In moments of meltdown, the autistic person may move quickly and forcefully. There is then the possibility that the autistic person may injure themselves or others. To the best of our ability, we can create a safe space. We can suggest that the person go into a room where there is plenty of space, and make sure that other people don’t try to physically intervene, and move objects away. Do not lock the person in a small room, especially if the person is a child. This can traumatize the person and make it more difficult to gain their trust in the future. What’s more, it won’t shorten the crisis or reduce the risk of injury. Towards the end of the collapse, or just afterwards, autistic people are more likely to choose to rest in a room by themselves if they trust their environment and those around them.

What to do if you have dangerous meltdowns?

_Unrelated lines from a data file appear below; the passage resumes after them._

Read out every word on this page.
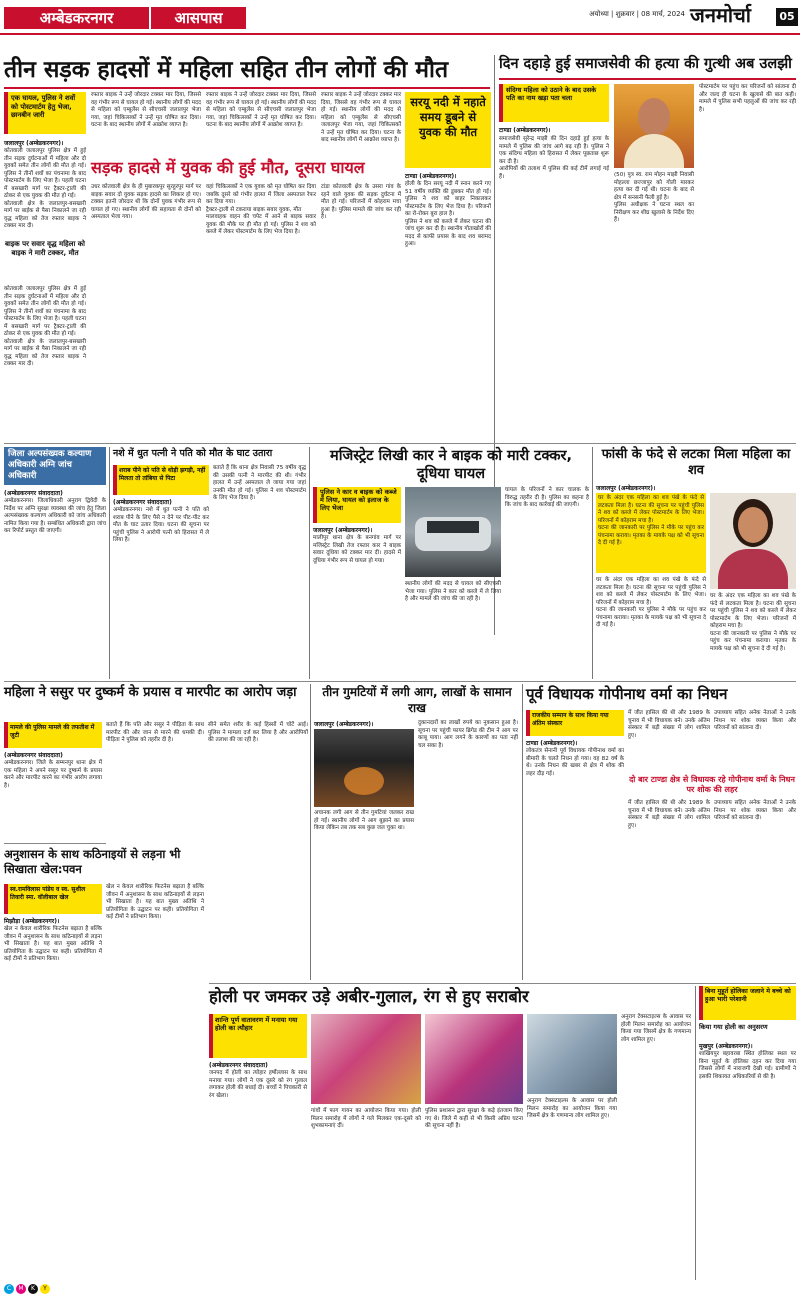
अम्बेडकरनगर	आसपास	अयोध्या | शुक्रवार | 08 मार्च, 2024 जनमोर्चा	05
तीन सड़क हादसों में महिला सहित तीन लोगों की मौत
एक घायल, पुलिस ने शवों को पोस्टमार्टम हेतु भेजा, छानबीन जारी
जलालपुर (अम्बेडकरनगर)।
कोतवाली जलालपुर पुलिस क्षेत्र में हुई तीन सड़क दुर्घटनाओं में महिला और दो युवकों समेत तीन लोगों की मौत हो गई। पुलिस ने तीनों शवों का पंचनामा के बाद पोस्टमार्टम के लिए भेजा है। पहली घटना में बसखारी मार्ग पर ट्रैक्टर-ट्राली की ठोकर से एक युवक की मौत हो गई।
कोतवाली क्षेत्र के जलालपुर-बसखारी मार्ग पर बाईक से पैसा निकालने जा रही वृद्ध महिला को तेज रफ्तार बाइक ने टक्कर मार दी।
बाइक पर सवार वृद्ध महिला को बाइक ने मारी टक्कर, मौत
कोतवाली जलालपुर पुलिस क्षेत्र में हुई तीन सड़क दुर्घटनाओं में महिला और दो युवकों समेत तीन लोगों की मौत हो गई। पुलिस ने तीनों शवों का पंचनामा के बाद पोस्टमार्टम के लिए भेजा है। पहली घटना में बसखारी मार्ग पर ट्रैक्टर-ट्राली की ठोकर से एक युवक की मौत हो गई।
कोतवाली क्षेत्र के जलालपुर-बसखारी मार्ग पर बाईक से पैसा निकालने जा रही वृद्ध महिला को तेज रफ्तार बाइक ने टक्कर मार दी।
रफ्तार बाइक ने उन्हें जोरदार टक्कर मार दिया, जिससे वह गंभीर रूप से घायल हो गई। स्थानीय लोगों की मदद से महिला को एम्बुलेंस से सीएचसी जलालपुर भेजा गया, जहां चिकित्सकों ने उन्हें मृत घोषित कर दिया। घटना के बाद स्थानीय लोगों में आक्रोश व्याप्त है।
रफ्तार बाइक ने उन्हें जोरदार टक्कर मार दिया, जिससे वह गंभीर रूप से घायल हो गई। स्थानीय लोगों की मदद से महिला को एम्बुलेंस से सीएचसी जलालपुर भेजा गया, जहां चिकित्सकों ने उन्हें मृत घोषित कर दिया। घटना के बाद स्थानीय लोगों में आक्रोश व्याप्त है।
रफ्तार बाइक ने उन्हें जोरदार टक्कर मार दिया, जिससे वह गंभीर रूप से घायल हो गई। स्थानीय लोगों की मदद से महिला को एम्बुलेंस से सीएचसी जलालपुर भेजा गया, जहां चिकित्सकों ने उन्हें मृत घोषित कर दिया। घटना के बाद स्थानीय लोगों में आक्रोश व्याप्त है।
सड़क हादसे में युवक की हुई मौत, दूसरा घायल
उधर कोतवाली क्षेत्र के ही मुबारकपुर सुरहुरपुर मार्ग पर बाइक सवार दो युवक सड़क हादसे का शिकार हो गए। टक्कर इतनी जोरदार थी कि दोनों युवक गंभीर रूप से घायल हो गए। स्थानीय लोगों की सहायता से दोनों को अस्पताल भेजा गया।
वहां चिकित्सकों ने एक युवक को मृत घोषित कर दिया जबकि दूसरे को गंभीर हालत में जिला अस्पताल रेफर कर दिया गया।
ट्रैक्टर-ट्राली से टकराया बाइक सवार युवक, मौत
मालवाहक वाहन की चपेट में आने से बाइक सवार युवक की मौके पर ही मौत हो गई। पुलिस ने शव को कब्जे में लेकर पोस्टमार्टम के लिए भेज दिया है।
टांडा कोतवाली क्षेत्र के उसरा गांव के रहने वाले युवक की सड़क दुर्घटना में मौत हो गई। परिजनों में कोहराम मचा हुआ है। पुलिस मामले की जांच कर रही है।
सरयू नदी में नहाते समय डूबने से युवक की मौत
टाण्डा (अम्बेडकरनगर)।
होली के दिन सरयू नदी में स्नान करने गए 51 वर्षीय व्यक्ति की डूबकर मौत हो गई। पुलिस ने शव को बाहर निकालकर पोस्टमार्टम के लिए भेज दिया है। परिजनों का रो-रोकर बुरा हाल है।
पुलिस ने शव को कब्जे में लेकर घटना की जांच शुरू कर दी है। स्थानीय गोताखोरों की मदद से काफी प्रयास के बाद शव बरामद हुआ।
दिन दहाड़े हुई समाजसेवी की हत्या की गुत्थी अब उलझी
संदिग्ध महिला को उठाने के बाद उसके पति का नाम खड़ा पता चला
टाण्डा (अम्बेडकरनगर)।
समाजसेवी सुरेन्द्र माझी की दिन दहाड़े हुई हत्या के मामले में पुलिस की जांच आगे बढ़ रही है। पुलिस ने एक संदिग्ध महिला को हिरासत में लेकर पूछताछ शुरू कर दी है।
आरोपियों की तलाश में पुलिस की कई टीमें लगाई गई हैं।	(50) पुत्र स्व. राम मोहन माझी निवासी मोहल्ला छज्जापुर को गोली मारकर हत्या कर दी गई थी। घटना के बाद से क्षेत्र में सनसनी फैली हुई है।
पुलिस अधीक्षक ने घटना स्थल का निरीक्षण कर शीघ्र खुलासे के निर्देश दिए हैं।
पोस्टमार्टम पर पहुंच कर परिजनों को सांत्वना दी और जल्द ही घटना के खुलासे की बात कही। मामले में पुलिस सभी पहलुओं की जांच कर रही है।
जिला अल्पसंख्यक कल्याण अधिकारी अग्नि जांच अधिकारी
(अम्बेडकरनगर संवाददाता)
अम्बेडकरनगर। जिलाधिकारी अनुराग द्विवेदी के निर्देश पर अग्नि सुरक्षा व्यवस्था की जांच हेतु जिला अल्पसंख्यक कल्याण अधिकारी को जांच अधिकारी नामित किया गया है। सम्बंधित अधिकारी द्वारा जांच कर रिपोर्ट प्रस्तुत की जाएगी।
नशे में धुत पत्नी ने पति को मौत के घाट उतारा
शराब पीने को पति से थोड़ी झगड़ी, नहीं मिलता तो तांबिया से पिटा
(अम्बेडकरनगर संवाददाता)
अम्बेडकरनगर। नशे में धुत पत्नी ने पति को शराब पीने के लिए पैसे न देने पर पीट-पीट कर मौत के घाट उतार दिया। घटना की सूचना पर पहुंची पुलिस ने आरोपी पत्नी को हिरासत में ले लिया है।
बताते हैं कि थाना क्षेत्र निवासी 75 वर्षीय वृद्ध की उसकी पत्नी ने मारपीट की थी। गंभीर हालत में उन्हें अस्पताल ले जाया गया जहां उनकी मौत हो गई। पुलिस ने शव पोस्टमार्टम के लिए भेज दिया है।
मजिस्ट्रेट लिखी कार ने बाइक को मारी टक्कर, दूधिया घायल
पुलिस ने कार व बाइक को कब्जे में लिया, घायल को इलाज के लिए भेजा
जलालपुर (अम्बेडकरनगर)।
मालीपुर थाना क्षेत्र के बनगांव मार्ग पर मजिस्ट्रेट लिखी तेज रफ्तार कार ने बाइक सवार दूधिया को टक्कर मार दी। हादसे में दूधिया गंभीर रूप से घायल हो गया।
स्थानीय लोगों की मदद से घायल को सीएचसी भेजा गया। पुलिस ने कार को कब्जे में ले लिया है और मामले की जांच की जा रही है।
घायल के परिजनों ने कार चालक के विरुद्ध तहरीर दी है। पुलिस का कहना है कि जांच के बाद कार्रवाई की जाएगी।
फांसी के फंदे से लटका मिला महिला का शव
जलालपुर (अम्बेडकरनगर)।
घर के अंदर एक महिला का शव पंखे के फंदे से लटकता मिला है। घटना की सूचना पर पहुंची पुलिस ने शव को कब्जे में लेकर पोस्टमार्टम के लिए भेजा। परिजनों में कोहराम मचा है।
घटना की जानकारी पर पुलिस ने मौके पर पहुंच कर पंचनामा कराया। मृतका के मायके पक्ष को भी सूचना दे दी गई है।
घर के अंदर एक महिला का शव पंखे के फंदे से लटकता मिला है। घटना की सूचना पर पहुंची पुलिस ने शव को कब्जे में लेकर पोस्टमार्टम के लिए भेजा। परिजनों में कोहराम मचा है।
घटना की जानकारी पर पुलिस ने मौके पर पहुंच कर पंचनामा कराया। मृतका के मायके पक्ष को भी सूचना दे दी गई है।
घर के अंदर एक महिला का शव पंखे के फंदे से लटकता मिला है। घटना की सूचना पर पहुंची पुलिस ने शव को कब्जे में लेकर पोस्टमार्टम के लिए भेजा। परिजनों में कोहराम मचा है।
घटना की जानकारी पर पुलिस ने मौके पर पहुंच कर पंचनामा कराया। मृतका के मायके पक्ष को भी सूचना दे दी गई है।
महिला ने ससुर पर दुष्कर्म के प्रयास व मारपीट का आरोप जड़ा
मामले की पुलिस मामले की तफतीश में जुटी
(अम्बेडकरनगर संवाददाता)
अम्बेडकरनगर। जिले के सम्मनपुर थाना क्षेत्र में एक महिला ने अपने ससुर पर दुष्कर्म के प्रयास करने और मारपीट करने का गंभीर आरोप लगाया है।
बताते हैं कि पति और ससुर ने पीड़िता के साथ मारपीट की और जान से मारने की धमकी दी। पीड़िता ने पुलिस को तहरीर दी है।
सीने समेत शरीर के कई हिस्सों में चोटें आई। पुलिस ने मामला दर्ज कर लिया है और आरोपियों की तलाश की जा रही है।
अनुशासन के साथ कठिनाइयों से लड़ना भी सिखाता खेल:पवन
स्व.रामविलास पांडेय व स्व. सुशील तिवारी स्मा. वॉलीबाल खेल
मिझौड़ा (अम्बेडकरनगर)।
खेल न केवल शारीरिक फिटनेस बढ़ाता है बल्कि जीवन में अनुशासन के साथ कठिनाइयों से लड़ना भी सिखाता है। यह बात मुख्य अतिथि ने प्रतियोगिता के उद्घाटन पर कही। प्रतियोगिता में कई टीमों ने प्रतिभाग किया।
खेल न केवल शारीरिक फिटनेस बढ़ाता है बल्कि जीवन में अनुशासन के साथ कठिनाइयों से लड़ना भी सिखाता है। यह बात मुख्य अतिथि ने प्रतियोगिता के उद्घाटन पर कही। प्रतियोगिता में कई टीमों ने प्रतिभाग किया।
तीन गुमटियों में लगी आग, लाखों के सामान राख
जलालपुर (अम्बेडकरनगर)।
अचानक लगी आग से तीन गुमटियां जलकर राख हो गईं। स्थानीय लोगों ने आग बुझाने का प्रयास किया लेकिन तब तक सब कुछ जल चुका था।
दुकानदारों का लाखों रुपये का नुकसान हुआ है। सूचना पर पहुंची फायर ब्रिगेड की टीम ने आग पर काबू पाया। आग लगने के कारणों का पता नहीं चल सका है।
पूर्व विधायक गोपीनाथ वर्मा का निधन
राजकीय सम्मान के साथ किया गया अंतिम संस्कार
टाण्डा (अम्बेडकरनगर)।
लोकतंत्र सेनानी पूर्व विधायक गोपीनाथ वर्मा का बीमारी के चलते निधन हो गया। वह 82 वर्ष के थे। उनके निधन की खबर से क्षेत्र में शोक की लहर दौड़ गई।
में जीत हासिल की थी और 1989 के चुनाव में भी विधायक बने। उनके अंतिम संस्कार में बड़ी संख्या में लोग शामिल हुए।
उपाध्याय सहित अनेक नेताओं ने उनके निधन पर शोक व्यक्त किया और परिजनों को सांत्वना दी।
दो बार टाण्डा क्षेत्र से विधायक रहे गोपीनाथ वर्मा के निधन पर शोक की लहर
में जीत हासिल की थी और 1989 के चुनाव में भी विधायक बने। उनके अंतिम संस्कार में बड़ी संख्या में लोग शामिल हुए।
उपाध्याय सहित अनेक नेताओं ने उनके निधन पर शोक व्यक्त किया और परिजनों को सांत्वना दी।
होली पर जमकर उड़े अबीर-गुलाल, रंग से हुए सराबोर
शान्ति पूर्ण वातावरण में मनाया गया होली का त्यौहार
(अम्बेडकरनगर संवाददाता)
जनपद में होली का त्योहार हर्षोल्लास के साथ मनाया गया। लोगों ने एक दूसरे को रंग गुलाल लगाकर होली की बधाई दी। बच्चों ने पिचकारी से रंग खेला।
गांवों में फाग गायन का आयोजन किया गया। होली मिलन समारोह में लोगों ने गले मिलकर एक-दूसरे को शुभकामनाएं दीं।
पुलिस प्रशासन द्वारा सुरक्षा के कड़े इंतजाम किए गए थे। जिले में कहीं से भी किसी अप्रिय घटना की सूचना नहीं है।
अनुराग टेक्सटाइल्स के आवास पर होली मिलन समारोह का आयोजन किया गया जिसमें क्षेत्र के गणमान्य लोग शामिल हुए।
अनुराग टेक्सटाइल्स के आवास पर होली मिलन समारोह का आयोजन किया गया जिसमें क्षेत्र के गणमान्य लोग शामिल हुए।
बिना मुहूर्त होलिका जलाने मे बच्चे को हुआ भारी परेशानी
किया गया होली का अनुसरण
मुखपुर (अम्बेडकरनगर)।
शाखियपुर बहावरबा स्थित होलिका स्थल पर बिना मुहूर्त के होलिका दहन कर दिया गया जिससे लोगों में नाराजगी देखी गई। ग्रामीणों ने इसकी शिकायत अधिकारियों से की है।
C	M	K	Y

Even if meltdowns are the result of an overwhelming build-up of stress, it’s not a free pass for all behavior. Hitting others or yelling insults will bring negative consequences on yourself. No one deserves to be hit or insulted. So if these violent behaviors are a part of your meltdowns, it’s important to seek help. Help from a psychologist, psycho-educator, social worker or support group can help put strategies in place for when this happens. Violence should not be a part of meltdowns.

Life after meltdown

There’s no shame in meltdowns. It’s just a sign that the autistic person has compensated for too long in an environment that doesn’t suit them. Certainly, after a meltdown, the autistic person may experience all sorts of negative emotions that affect their self-esteem. However, a meltdown can also be seen as an opportunity for learning. The meltdown informs us that a limit has been crossed. Knowing your limits is an essential step in taking care of yourself.

After a meltdown, the autistic person will probably feel exhausted. This is the time to make sure the autistic person has access to the calm and routine their body has been asking for. The autistic person may want to sleep or do a reassuring activity linked to a specific interest or calming stimuli. In all cases, this is a good strategy for allowing the body and mind to recover.